Head of Food and Nutrition, Brigid Alpers, gave a brilliant presentation on how our food habits can impact the climate – and when thinking we are doing the right thing is actually making matters worse. 

“The food we grow, rear, process, transport, package, eat and waste has huge implications for climate change. Food contributes to around 30% of all greenhouse gas emissions. These gases are released into the atmosphere when we air freight avocados, when forests are cut down to make land for livestock, when cows emit methane, when we drive our car to the supermarket, when oil is used to make plastic packaging and when 30% of the food we waste is left to rot.


World leaders need to invest in decarbonization and greener energy, but what we do at home also makes a difference. Whether we start relying less on meat or dairy or shop wisely to reduce food miles and food waste, we can all play our part. It is not always straight forward; for instance if everyone in the country drove their cars to local farm shops to buy apples it might cause more carbon emissions than buying a crate of apples shipped from New Zealand!

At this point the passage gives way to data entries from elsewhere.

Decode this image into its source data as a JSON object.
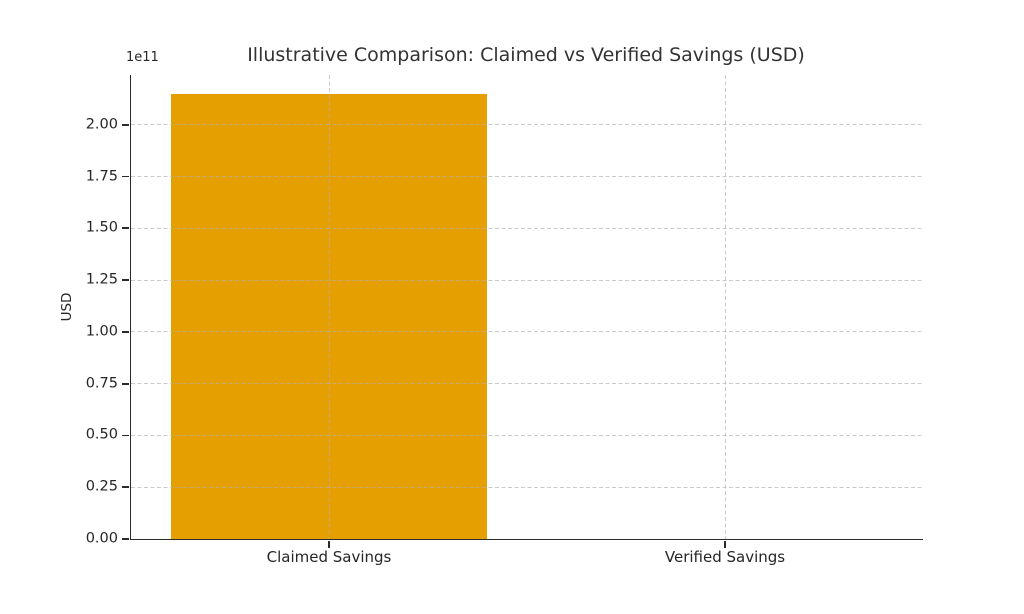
{
  "chart_data": {
    "type": "bar",
    "title": "Illustrative Comparison: Claimed vs Verified Savings (USD)",
    "ylabel": "USD",
    "offset_text": "1e11",
    "categories": [
      "Claimed Savings",
      "Verified Savings"
    ],
    "values": [
      215000000000,
      0
    ],
    "yticks": [
      0,
      0.25,
      0.5,
      0.75,
      1,
      1.25,
      1.5,
      1.75,
      2
    ],
    "ytick_labels": [
      "0.00",
      "0.25",
      "0.50",
      "0.75",
      "1.00",
      "1.25",
      "1.50",
      "1.75",
      "2.00"
    ],
    "scale_factor": 100000000000,
    "ylim": [
      0,
      224000000000
    ],
    "bar_color": "#E69F00",
    "bar_width_fraction": 0.8,
    "grid": true,
    "grid_style": "dashed",
    "grid_color": "#b0b0b0",
    "axis_color": "#2b2b2b",
    "text_color": "#262626",
    "legend": "none"
  }
}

That’s why it is important to keep up with the latest science and think about how you or your family could reduce your eco footprint when it comes to food.”


Waste not, want not.

Following the presentation, our Year 9 got straight to work coming up with ways to reduce food waste at home and in school. They used some stale croissants to make a bread and butter pudding and leftover vegetables to make spiced sweet potato soup with a dash of coconut cream. In western countries such as the UK we waste a shocking 30% of all food that is produced. That food rots and causes methane gas, but you also have to count the greenhouse gases produced when the food was grown, reared, manufactured and transported. It is up to all of us to try to reduce food waste.